5. Anwendungen für heute

5.1 Gehorsam macht das Leben nicht sofort leichter

Gott führt durch Prozesse, nicht Abkürzungen.

5.2 Der Feind kämpft um jeden Zentimeter

Wenn ein Mensch sich Gott zuwendet, wird der geistliche Kampf sichtbar.

5.3 Falsche Anlaufstellen führen zu Enttäuschung

Pharao kann keine Freiheit geben.

5.4 Klage ist erlaubt – aber sie muss zu Gott gehen

Mose klagt nicht beim Volk, sondern beim Herrn.

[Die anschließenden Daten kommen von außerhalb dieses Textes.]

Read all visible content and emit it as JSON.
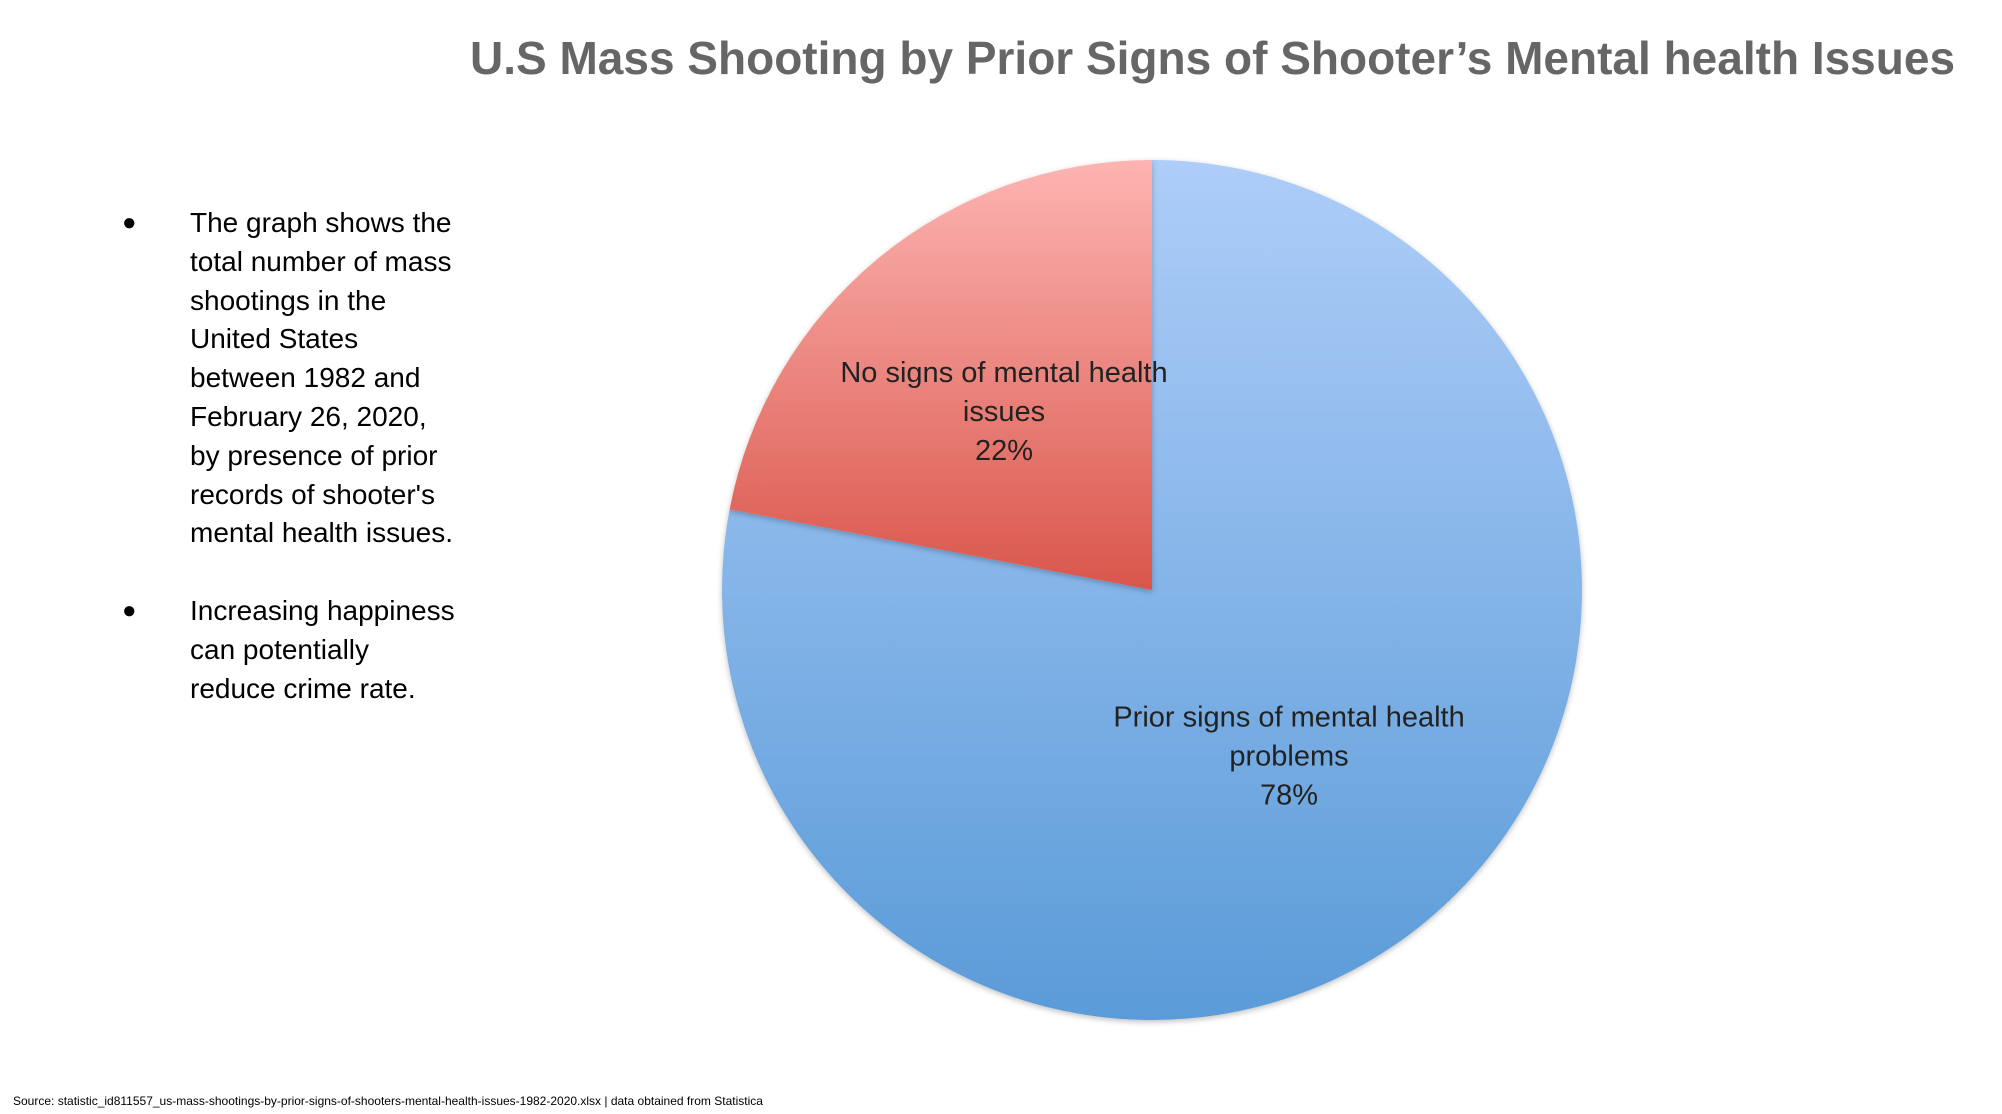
{
  "slide": {
    "title": "U.S Mass Shooting by Prior Signs of Shooter’s Mental health Issues",
    "bullets": [
      "The graph shows the total number of mass shootings in the United States between 1982 and February 26, 2020, by presence of prior records of shooter's mental health issues.",
      "Increasing happiness can potentially reduce crime rate."
    ],
    "bullet_symbol": "●",
    "source": "Source: statistic_id811557_us-mass-shootings-by-prior-signs-of-shooters-mental-health-issues-1982-2020.xlsx | data obtained from Statistica"
  },
  "chart_data": {
    "type": "pie",
    "title": "",
    "slices": [
      {
        "label_lines": [
          "Prior signs of mental health",
          "problems"
        ],
        "value": 78,
        "value_label": "78%",
        "color_top": "#aecdf8",
        "color_bottom": "#5a9bd8"
      },
      {
        "label_lines": [
          "No signs of mental health",
          "issues"
        ],
        "value": 22,
        "value_label": "22%",
        "color_top": "#fdb4b2",
        "color_bottom": "#d9564b"
      }
    ],
    "start_angle_deg": 0,
    "direction": "clockwise",
    "legend": "none",
    "labels": "inside"
  }
}
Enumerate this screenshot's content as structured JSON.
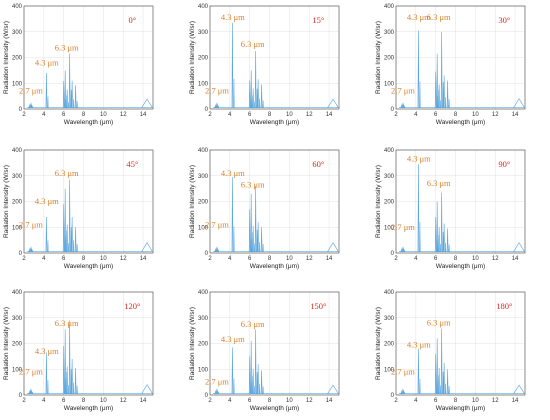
{
  "figure": {
    "background": "#ffffff"
  },
  "colors": {
    "series": "#5aa6dd",
    "annotation": "#d9822b",
    "angle_label": "#e0251b",
    "axes": "#444444",
    "grid": "#e2e2e2"
  },
  "chart_data": [
    {
      "type": "line",
      "angle_label": "0°",
      "xlabel": "Wavelength (μm)",
      "ylabel": "Radiation Intensity (W/sr)",
      "xlim": [
        2,
        15
      ],
      "ylim": [
        0,
        400
      ],
      "xticks": [
        2,
        4,
        6,
        8,
        10,
        12,
        14
      ],
      "yticks": [
        0,
        100,
        200,
        300,
        400
      ],
      "grid": true,
      "peaks": [
        {
          "x": 2.7,
          "y": 22
        },
        {
          "x": 4.26,
          "y": 140
        },
        {
          "x": 6.0,
          "y": 108
        },
        {
          "x": 6.15,
          "y": 150
        },
        {
          "x": 6.35,
          "y": 75
        },
        {
          "x": 6.6,
          "y": 215
        },
        {
          "x": 6.85,
          "y": 110
        },
        {
          "x": 7.2,
          "y": 92
        },
        {
          "x": 14.4,
          "y": 38
        }
      ],
      "annotations": [
        {
          "text": "2.7 μm",
          "x": 2.7,
          "y": 60
        },
        {
          "text": "4.3 μm",
          "x": 4.3,
          "y": 168
        },
        {
          "text": "6.3 μm",
          "x": 6.3,
          "y": 228
        }
      ]
    },
    {
      "type": "line",
      "angle_label": "15°",
      "xlabel": "Wavelength (μm)",
      "ylabel": "Radiation Intensity (W/sr)",
      "xlim": [
        2,
        15
      ],
      "ylim": [
        0,
        400
      ],
      "xticks": [
        2,
        4,
        6,
        8,
        10,
        12,
        14
      ],
      "yticks": [
        0,
        100,
        200,
        300,
        400
      ],
      "grid": true,
      "peaks": [
        {
          "x": 2.7,
          "y": 22
        },
        {
          "x": 4.26,
          "y": 335
        },
        {
          "x": 6.0,
          "y": 110
        },
        {
          "x": 6.15,
          "y": 150
        },
        {
          "x": 6.35,
          "y": 80
        },
        {
          "x": 6.6,
          "y": 225
        },
        {
          "x": 6.85,
          "y": 115
        },
        {
          "x": 7.2,
          "y": 95
        },
        {
          "x": 14.4,
          "y": 38
        }
      ],
      "annotations": [
        {
          "text": "2.7 μm",
          "x": 2.7,
          "y": 60
        },
        {
          "text": "4.3 μm",
          "x": 4.3,
          "y": 345
        },
        {
          "text": "6.3 μm",
          "x": 6.3,
          "y": 240
        }
      ]
    },
    {
      "type": "line",
      "angle_label": "30°",
      "xlabel": "Wavelength (μm)",
      "ylabel": "Radiation Intensity (W/sr)",
      "xlim": [
        2,
        15
      ],
      "ylim": [
        0,
        400
      ],
      "xticks": [
        2,
        4,
        6,
        8,
        10,
        12,
        14
      ],
      "yticks": [
        0,
        100,
        200,
        300,
        400
      ],
      "grid": true,
      "peaks": [
        {
          "x": 2.7,
          "y": 22
        },
        {
          "x": 4.26,
          "y": 305
        },
        {
          "x": 6.0,
          "y": 145
        },
        {
          "x": 6.15,
          "y": 215
        },
        {
          "x": 6.35,
          "y": 95
        },
        {
          "x": 6.6,
          "y": 300
        },
        {
          "x": 6.85,
          "y": 130
        },
        {
          "x": 7.2,
          "y": 110
        },
        {
          "x": 14.4,
          "y": 40
        }
      ],
      "annotations": [
        {
          "text": "2.7 μm",
          "x": 2.7,
          "y": 60
        },
        {
          "text": "4.3 μm",
          "x": 4.3,
          "y": 345
        },
        {
          "text": "6.3 μm",
          "x": 6.3,
          "y": 345
        }
      ]
    },
    {
      "type": "line",
      "angle_label": "45°",
      "xlabel": "Wavelength (μm)",
      "ylabel": "Radiation Intensity (W/sr)",
      "xlim": [
        2,
        15
      ],
      "ylim": [
        0,
        400
      ],
      "xticks": [
        2,
        4,
        6,
        8,
        10,
        12,
        14
      ],
      "yticks": [
        0,
        100,
        200,
        300,
        400
      ],
      "grid": true,
      "peaks": [
        {
          "x": 2.7,
          "y": 22
        },
        {
          "x": 4.26,
          "y": 140
        },
        {
          "x": 6.0,
          "y": 190
        },
        {
          "x": 6.15,
          "y": 250
        },
        {
          "x": 6.35,
          "y": 110
        },
        {
          "x": 6.6,
          "y": 285
        },
        {
          "x": 6.85,
          "y": 140
        },
        {
          "x": 7.2,
          "y": 100
        },
        {
          "x": 14.4,
          "y": 40
        }
      ],
      "annotations": [
        {
          "text": "2.7 μm",
          "x": 2.7,
          "y": 100
        },
        {
          "text": "4.3 μm",
          "x": 4.3,
          "y": 190
        },
        {
          "text": "6.3 μm",
          "x": 6.3,
          "y": 300
        }
      ]
    },
    {
      "type": "line",
      "angle_label": "60°",
      "xlabel": "Wavelength (μm)",
      "ylabel": "Radiation Intensity (W/sr)",
      "xlim": [
        2,
        15
      ],
      "ylim": [
        0,
        400
      ],
      "xticks": [
        2,
        4,
        6,
        8,
        10,
        12,
        14
      ],
      "yticks": [
        0,
        100,
        200,
        300,
        400
      ],
      "grid": true,
      "peaks": [
        {
          "x": 2.7,
          "y": 22
        },
        {
          "x": 4.26,
          "y": 295
        },
        {
          "x": 6.0,
          "y": 170
        },
        {
          "x": 6.15,
          "y": 230
        },
        {
          "x": 6.35,
          "y": 105
        },
        {
          "x": 6.6,
          "y": 260
        },
        {
          "x": 6.85,
          "y": 120
        },
        {
          "x": 7.2,
          "y": 100
        },
        {
          "x": 14.4,
          "y": 40
        }
      ],
      "annotations": [
        {
          "text": "2.7 μm",
          "x": 2.7,
          "y": 100
        },
        {
          "text": "4.3 μm",
          "x": 4.3,
          "y": 300
        },
        {
          "text": "6.3 μm",
          "x": 6.3,
          "y": 255
        }
      ]
    },
    {
      "type": "line",
      "angle_label": "90°",
      "xlabel": "Wavelength (μm)",
      "ylabel": "Radiation Intensity (W/sr)",
      "xlim": [
        2,
        15
      ],
      "ylim": [
        0,
        400
      ],
      "xticks": [
        2,
        4,
        6,
        8,
        10,
        12,
        14
      ],
      "yticks": [
        0,
        100,
        200,
        300,
        400
      ],
      "grid": true,
      "peaks": [
        {
          "x": 2.7,
          "y": 22
        },
        {
          "x": 4.26,
          "y": 345
        },
        {
          "x": 6.0,
          "y": 140
        },
        {
          "x": 6.15,
          "y": 200
        },
        {
          "x": 6.35,
          "y": 100
        },
        {
          "x": 6.6,
          "y": 235
        },
        {
          "x": 6.85,
          "y": 115
        },
        {
          "x": 7.2,
          "y": 95
        },
        {
          "x": 14.4,
          "y": 40
        }
      ],
      "annotations": [
        {
          "text": "2.7 μm",
          "x": 2.7,
          "y": 90
        },
        {
          "text": "4.3 μm",
          "x": 4.3,
          "y": 355
        },
        {
          "text": "6.3 μm",
          "x": 6.3,
          "y": 260
        }
      ]
    },
    {
      "type": "line",
      "angle_label": "120°",
      "xlabel": "Wavelength (μm)",
      "ylabel": "Radiation Intensity (W/sr)",
      "xlim": [
        2,
        15
      ],
      "ylim": [
        0,
        400
      ],
      "xticks": [
        2,
        4,
        6,
        8,
        10,
        12,
        14
      ],
      "yticks": [
        0,
        100,
        200,
        300,
        400
      ],
      "grid": true,
      "peaks": [
        {
          "x": 2.7,
          "y": 22
        },
        {
          "x": 4.26,
          "y": 165
        },
        {
          "x": 6.0,
          "y": 190
        },
        {
          "x": 6.15,
          "y": 255
        },
        {
          "x": 6.35,
          "y": 110
        },
        {
          "x": 6.6,
          "y": 290
        },
        {
          "x": 6.85,
          "y": 140
        },
        {
          "x": 7.2,
          "y": 105
        },
        {
          "x": 14.4,
          "y": 40
        }
      ],
      "annotations": [
        {
          "text": "2.7 μm",
          "x": 2.7,
          "y": 80
        },
        {
          "text": "4.3 μm",
          "x": 4.3,
          "y": 160
        },
        {
          "text": "6.3 μm",
          "x": 6.3,
          "y": 268
        }
      ]
    },
    {
      "type": "line",
      "angle_label": "150°",
      "xlabel": "Wavelength (μm)",
      "ylabel": "Radiation Intensity (W/sr)",
      "xlim": [
        2,
        15
      ],
      "ylim": [
        0,
        400
      ],
      "xticks": [
        2,
        4,
        6,
        8,
        10,
        12,
        14
      ],
      "yticks": [
        0,
        100,
        200,
        300,
        400
      ],
      "grid": true,
      "peaks": [
        {
          "x": 2.7,
          "y": 22
        },
        {
          "x": 4.26,
          "y": 185
        },
        {
          "x": 6.0,
          "y": 150
        },
        {
          "x": 6.15,
          "y": 210
        },
        {
          "x": 6.35,
          "y": 100
        },
        {
          "x": 6.6,
          "y": 255
        },
        {
          "x": 6.85,
          "y": 120
        },
        {
          "x": 7.2,
          "y": 95
        },
        {
          "x": 14.4,
          "y": 38
        }
      ],
      "annotations": [
        {
          "text": "2.7 μm",
          "x": 2.7,
          "y": 40
        },
        {
          "text": "4.3 μm",
          "x": 4.3,
          "y": 205
        },
        {
          "text": "6.3 μm",
          "x": 6.3,
          "y": 265
        }
      ]
    },
    {
      "type": "line",
      "angle_label": "180°",
      "xlabel": "Wavelength (μm)",
      "ylabel": "Radiation Intensity (W/sr)",
      "xlim": [
        2,
        15
      ],
      "ylim": [
        0,
        400
      ],
      "xticks": [
        2,
        4,
        6,
        8,
        10,
        12,
        14
      ],
      "yticks": [
        0,
        100,
        200,
        300,
        400
      ],
      "grid": true,
      "peaks": [
        {
          "x": 2.7,
          "y": 22
        },
        {
          "x": 4.26,
          "y": 180
        },
        {
          "x": 6.0,
          "y": 160
        },
        {
          "x": 6.15,
          "y": 220
        },
        {
          "x": 6.35,
          "y": 105
        },
        {
          "x": 6.6,
          "y": 258
        },
        {
          "x": 6.85,
          "y": 125
        },
        {
          "x": 7.2,
          "y": 100
        },
        {
          "x": 14.4,
          "y": 38
        }
      ],
      "annotations": [
        {
          "text": "2.7 μm",
          "x": 2.7,
          "y": 80
        },
        {
          "text": "4.3 μm",
          "x": 4.3,
          "y": 185
        },
        {
          "text": "6.3 μm",
          "x": 6.3,
          "y": 270
        }
      ]
    }
  ]
}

5.5 Gott arbeitet, auch wenn es schlimmer aussieht

Kapitel 5 ist die Nacht vor dem Morgen von Kapitel 6.

6. Tabelle

AbschnittInhaltBedeutung
5,1–5Gottes BotschaftKonfrontation
5,6–14Härtere ArbeitWiderstand des Feindes
5,15–19Klage der AufseherFalsche Hoffnung
5,20–23VerzweiflungVorbereitung auf Gottes Antwort

7. Fazit

Thema: Wenn Gehorsam den Widerstand entfacht Punkte:

  1. Gottes Ruf fordert den Feind heraus
  2. Der Druck steigt, wenn Befreiung naht
  3. Menschliche Hilfe enttäuscht
  4. Klage gehört zum Weg
  5. Gott bereitet die Befreiung vor

Schluss: Kapitel 5 ist nicht das Ende – es ist der Anfang des Durchbruchs.